Am Tag danach machte US-Kriegsminister Gates eine Aussage, die überhaupt nicht in den Rahmen einer Kriegsvorbereitung passte. Er „sagte, dass das Pentagon keine Bestätigung dafür habe, das Revolutionsführer Gaddafi seine Bevölkerung tatsächlich aus der Luft habe beschießen lassen. Er habe das bisher nur Presseberichten entnommen.“ (FAZ 3.3.11).

Zwischenzeitlich hatte es vielerorts Feuergefechte gegeben. Zwei Tage später am 5.3. schreibt die NZZ: „Die Kampfparteien sind schwer zu unterscheiden, weil die Rebellen erbeutetes Material aus den Zeughäusern von Polizei und Armee verwenden. Spektakulär ist das Bild von einem Bombenanschlag mit aufspritzender Stein- und Sandfontäne. Aber insgesamt gab es in den letzten Tagen nur wenige Luftangriffe, und es ist unklar, welche Ziele die Piloten trafen. Bei einem Angriff am Freitag (dem 4.3., L.H.) habe sie laut Agenturen auch ein Zeughaus der Rebellen anvisiert, aber verfehlt. Von einer systematischen Luftkampagne kann bis jetzt keine Rede sein.“ (NZZ 5.3.11)

Wie zweifelhaft die Aussagen über das angebliche Abschlachten oder das Bombardieren von Zivilisten ist, macht die Wiedergabe der Ergebnisse der Erkundungsreise eines leitenden Beamten des Auswärtigen Dienstes der EU nach Libyen deutlich, die am 9.3. in der FAZ nachzulesen waren. Er hatte die letzten verbliebenen acht Botschafter aus EU-Staaten gesprochen: „Die EU-Botschafter [...] hätten dargelegt, dass sie von Menschenrechtsverletzungen wüssten, aber nicht genau sagen könnten, wer dafür verantwortlich sei. Ob Gaddafi die Bevölkerung systematisch beschießen lasse, etwa aus der Luft, sei unklar; es könne auch nicht genau gesagt werden, wer die Aufständischen seien und ob sie als Partner für die EU in Frage kämen. Die Botschafter hätten angegeben, ihre Informationen beruhten auf Medienberichten und Aussagen von Bürgern, nötig sei eine sofortige unabhängige Untersuchung durch die Vereinten Nationen. Diese Forderung erhob auch der libysche Diplomat, der mit dem EU-Beamten redete.“ (FAZ 9.3.11) Dazu ist es nie gekommen.

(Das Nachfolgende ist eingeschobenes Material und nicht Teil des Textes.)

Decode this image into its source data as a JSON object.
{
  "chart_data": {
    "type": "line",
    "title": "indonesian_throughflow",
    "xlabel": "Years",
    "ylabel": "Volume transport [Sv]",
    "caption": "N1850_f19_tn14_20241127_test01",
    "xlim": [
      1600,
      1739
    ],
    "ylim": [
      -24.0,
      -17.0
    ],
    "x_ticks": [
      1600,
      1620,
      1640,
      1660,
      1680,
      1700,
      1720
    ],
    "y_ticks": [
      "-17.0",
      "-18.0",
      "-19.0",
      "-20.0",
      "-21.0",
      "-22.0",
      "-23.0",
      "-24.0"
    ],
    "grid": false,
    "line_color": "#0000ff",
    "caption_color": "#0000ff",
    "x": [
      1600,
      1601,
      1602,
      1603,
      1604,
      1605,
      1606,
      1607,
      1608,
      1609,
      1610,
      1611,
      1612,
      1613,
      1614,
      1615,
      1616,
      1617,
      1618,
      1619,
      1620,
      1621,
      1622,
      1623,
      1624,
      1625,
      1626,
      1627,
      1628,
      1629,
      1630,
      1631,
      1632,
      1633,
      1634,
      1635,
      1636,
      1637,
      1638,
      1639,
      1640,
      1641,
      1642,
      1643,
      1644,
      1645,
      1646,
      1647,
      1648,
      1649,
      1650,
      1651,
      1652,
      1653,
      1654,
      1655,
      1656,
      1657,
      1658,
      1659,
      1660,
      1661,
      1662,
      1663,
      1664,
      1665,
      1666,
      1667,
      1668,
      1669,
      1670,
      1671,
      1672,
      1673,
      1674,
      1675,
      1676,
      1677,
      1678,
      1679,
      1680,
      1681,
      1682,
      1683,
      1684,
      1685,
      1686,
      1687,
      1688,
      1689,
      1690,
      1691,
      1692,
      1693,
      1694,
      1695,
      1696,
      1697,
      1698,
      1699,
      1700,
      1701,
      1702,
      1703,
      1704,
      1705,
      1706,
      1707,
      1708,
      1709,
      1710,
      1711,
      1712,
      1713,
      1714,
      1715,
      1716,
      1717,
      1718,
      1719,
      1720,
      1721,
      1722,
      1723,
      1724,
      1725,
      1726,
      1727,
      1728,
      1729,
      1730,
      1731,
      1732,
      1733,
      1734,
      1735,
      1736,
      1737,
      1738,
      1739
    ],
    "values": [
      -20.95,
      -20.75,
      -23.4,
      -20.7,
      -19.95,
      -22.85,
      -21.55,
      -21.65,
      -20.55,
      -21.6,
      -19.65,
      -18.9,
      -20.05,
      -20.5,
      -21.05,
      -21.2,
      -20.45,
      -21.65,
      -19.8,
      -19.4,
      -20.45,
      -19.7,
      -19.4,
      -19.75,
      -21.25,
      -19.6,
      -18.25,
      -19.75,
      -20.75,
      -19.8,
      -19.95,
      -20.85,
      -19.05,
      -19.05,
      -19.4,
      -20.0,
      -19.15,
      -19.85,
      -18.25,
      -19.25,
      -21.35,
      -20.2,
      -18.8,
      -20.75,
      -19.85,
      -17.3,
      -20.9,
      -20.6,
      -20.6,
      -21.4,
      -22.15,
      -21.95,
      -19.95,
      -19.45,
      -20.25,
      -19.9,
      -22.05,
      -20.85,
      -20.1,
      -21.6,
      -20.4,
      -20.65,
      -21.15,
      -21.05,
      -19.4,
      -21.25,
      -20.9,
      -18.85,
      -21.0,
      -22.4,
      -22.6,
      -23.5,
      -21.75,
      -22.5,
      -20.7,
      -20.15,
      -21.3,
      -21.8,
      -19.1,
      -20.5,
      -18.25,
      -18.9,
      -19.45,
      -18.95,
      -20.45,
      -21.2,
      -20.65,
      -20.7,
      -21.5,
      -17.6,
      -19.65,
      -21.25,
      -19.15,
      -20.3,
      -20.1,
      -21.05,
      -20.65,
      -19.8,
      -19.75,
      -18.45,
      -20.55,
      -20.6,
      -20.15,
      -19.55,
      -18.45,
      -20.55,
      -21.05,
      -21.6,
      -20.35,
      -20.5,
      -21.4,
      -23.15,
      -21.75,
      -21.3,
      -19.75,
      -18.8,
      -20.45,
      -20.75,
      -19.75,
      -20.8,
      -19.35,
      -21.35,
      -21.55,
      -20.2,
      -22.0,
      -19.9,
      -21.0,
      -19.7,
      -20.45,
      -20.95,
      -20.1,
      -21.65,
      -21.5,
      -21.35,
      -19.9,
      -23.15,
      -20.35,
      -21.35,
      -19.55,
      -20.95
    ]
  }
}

Inzwischen hatte Venezuelas Präsident Chavez einen Plan vorgelegt, wonach „eine Delegation aus Lateinamerika, Europa und dem Nahen Osten versuchen (solle), eine Annäherung zwischen Gaddafi und den Aufständischen auf dem Verhandlungswege herbeizuführen.“ Gaddafi stimmte dem zu. (ftd.de 3.3.11) Die Aufständischen lehnten den Plan ab. „Die Zeit für einen Dialog sei vorüber.“ (FAZ 4.3.11), sagten sie. Niemand griff den Plan auf. Im Gegenteil: US-Präsident Obama forderte am 5.3. erstmals den Rücktritt Gaddafis. Am 9. März bekräftigten er und der britische Premier Cameron, „dass angesichts der Kämpfe in Libyen keine Option außer Acht gelassen werde, um so schnell wie möglich der Gewalt ein Ende zu bereiten und die Entmachtung Gaddafis herbeizuführen. Auch die Errichtung einer Flugverbotszone werde weiter erwogen, teilte das Weiße Haus mit. Die Ermächtigung müsse aber von den Vereinten Nationen kommen.“ (FAZ 10.3.11) Also: Klares strategisches Ziel der größten Militärmacht der Welt: „Regime Change“. Die UNO soll dafür den Weg ebnen.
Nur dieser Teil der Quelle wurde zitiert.